The conflict in Sudan's east bore some similarities to the more publicized strife in Darfur. In 2005, the U.N. World Food Program said the malnutrition rate in the east had grown worse than in Darfur.
On Saturday, Sudanese President Omar al-Bashir reiterated his opposition to allowing U.N. peacekeepers in Darfur.
The U.N. wants to send 20,000 U.N. troops to Darfur to replace an ill-equipped and understaffed African Union force that has not been able to quell the violence. More than 200,000 people have died and 2.5 million have been displaced since rebel groups rose up against the Khartoum government in early 2003.
Sudan "will never be the first African country to allow re-colonization of the continent to begin on its soil," al-Bashir said in the capital of neighboring Eritrea, Asmara, where the peace deal was signed. "But we are for a United Nations role that would provide logistical and material assistance to the African Union to carry out its role."
Al-Bashir and First Vice President Salva Kiir had traveled Eritrea to sign the deal with leaders of the Eastern Rebel Front under supervision of Eritrea's government.
Al-Bashir promised Saturday that all the money that was being spent on war will be paid for development.
The final peace deal was set to call for a cease-fire, the lifting of a state of emergency in Sudan's east and the deployment of Sudanese forces to the region, according to the official Sudanese news agency, SUNA.
Some $600 million also would be allocated to health and water programs in the area over the next five years, SUNA reported.

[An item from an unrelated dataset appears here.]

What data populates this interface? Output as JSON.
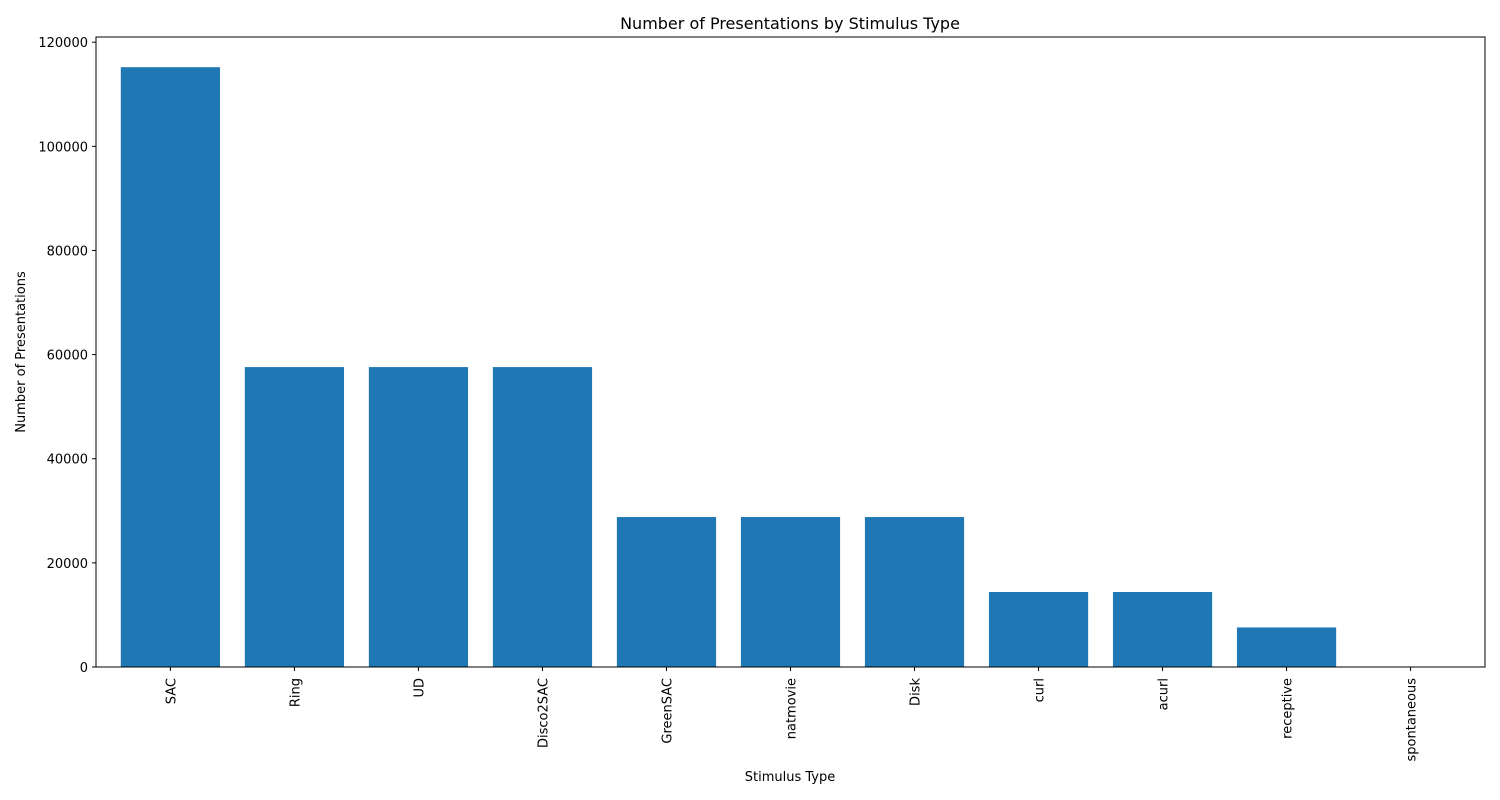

The Eastern Rebel Front has claimed responsibility for a number of attacks on Sudan's infrastructure, including an oil pipeline, and has ambushed cargo convoys and passenger buses. It also has threatened a vital road linking Khartoum with the country's main seaport on the Red Sea in eastern Sudan.
Some Darfur rebels also have fought in the east, and Eritrea has a history of supporting both the eastern and western Darfurian rebels.